Ellos no querían que me marchara. Sobre todo, mi madre, Rebecca, la cual lloró como una María Magdalena durante horas. Suplicó e imploró con angustia que no me fuera. Dylan, mi padre, en cambio, no protestó por mi partida. Él sabía muy bien que era lo mejor para mí. Mis padres no estuvieron contentos con lo que había hecho. Ni mucho menos yo, por supuesto. Supongo que no fue la mejor manera de actuar. Mis padres, mis grandes tesoros, fueron las únicas personas que no me juzgaron. Y los amo por ello. Están siempre a mi lado, ya sea en momentos de alegría o, en los de gran dificultad.

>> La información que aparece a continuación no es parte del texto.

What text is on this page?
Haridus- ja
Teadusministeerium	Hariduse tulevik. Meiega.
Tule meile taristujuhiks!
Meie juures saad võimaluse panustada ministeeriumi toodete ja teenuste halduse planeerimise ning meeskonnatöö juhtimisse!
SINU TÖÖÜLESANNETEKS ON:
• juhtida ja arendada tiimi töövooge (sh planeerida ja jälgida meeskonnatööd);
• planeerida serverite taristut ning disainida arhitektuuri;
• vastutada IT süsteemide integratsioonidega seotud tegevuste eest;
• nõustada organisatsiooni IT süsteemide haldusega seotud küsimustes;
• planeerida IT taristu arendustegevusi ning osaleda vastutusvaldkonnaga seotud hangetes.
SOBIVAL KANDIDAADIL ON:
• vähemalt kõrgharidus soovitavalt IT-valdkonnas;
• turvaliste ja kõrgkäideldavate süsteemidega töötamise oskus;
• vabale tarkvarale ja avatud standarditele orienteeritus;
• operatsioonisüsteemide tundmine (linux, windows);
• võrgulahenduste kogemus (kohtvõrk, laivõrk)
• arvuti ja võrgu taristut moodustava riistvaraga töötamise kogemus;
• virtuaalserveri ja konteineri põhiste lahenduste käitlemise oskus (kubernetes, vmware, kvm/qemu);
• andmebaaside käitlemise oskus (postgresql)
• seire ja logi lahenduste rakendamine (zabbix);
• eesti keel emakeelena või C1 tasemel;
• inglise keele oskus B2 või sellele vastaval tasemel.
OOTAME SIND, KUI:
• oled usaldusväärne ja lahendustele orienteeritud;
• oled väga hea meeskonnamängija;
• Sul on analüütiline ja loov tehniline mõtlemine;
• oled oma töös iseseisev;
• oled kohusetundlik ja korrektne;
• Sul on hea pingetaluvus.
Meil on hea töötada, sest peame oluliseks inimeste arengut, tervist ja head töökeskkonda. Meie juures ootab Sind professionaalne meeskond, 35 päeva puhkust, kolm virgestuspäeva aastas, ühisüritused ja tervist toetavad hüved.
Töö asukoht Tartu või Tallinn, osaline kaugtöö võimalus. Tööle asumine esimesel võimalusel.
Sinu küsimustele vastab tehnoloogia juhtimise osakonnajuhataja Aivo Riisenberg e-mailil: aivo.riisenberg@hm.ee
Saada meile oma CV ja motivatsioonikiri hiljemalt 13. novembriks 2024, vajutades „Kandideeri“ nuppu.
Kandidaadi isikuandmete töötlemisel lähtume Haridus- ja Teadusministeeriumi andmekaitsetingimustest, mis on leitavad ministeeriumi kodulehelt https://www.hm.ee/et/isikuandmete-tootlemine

Por otro lado, están mis hermanos: Karla y Jayson. Extraño a Karla, una adolescente de quince años con las hormonas por los aires. Extraño su carácter y la manera tan abierta que tiene de expresarse a las personas; sin tapujos ni pelos en la lengua. Además, su sentido del humor me hacía el día. Y está Jayson, un mocoso de diez años que hacía de mi vida un caos y una maravilla. Sí, sé que suena raro, pero así es. Cada vez que pienso en todos ellos, no puedo evitar soltar alguna que otra lágrima; la añoranza me invade a mares. Nuestra comunicación es breve. Por móvil o laptop no es lo mismo; la distancia sigue siendo larga.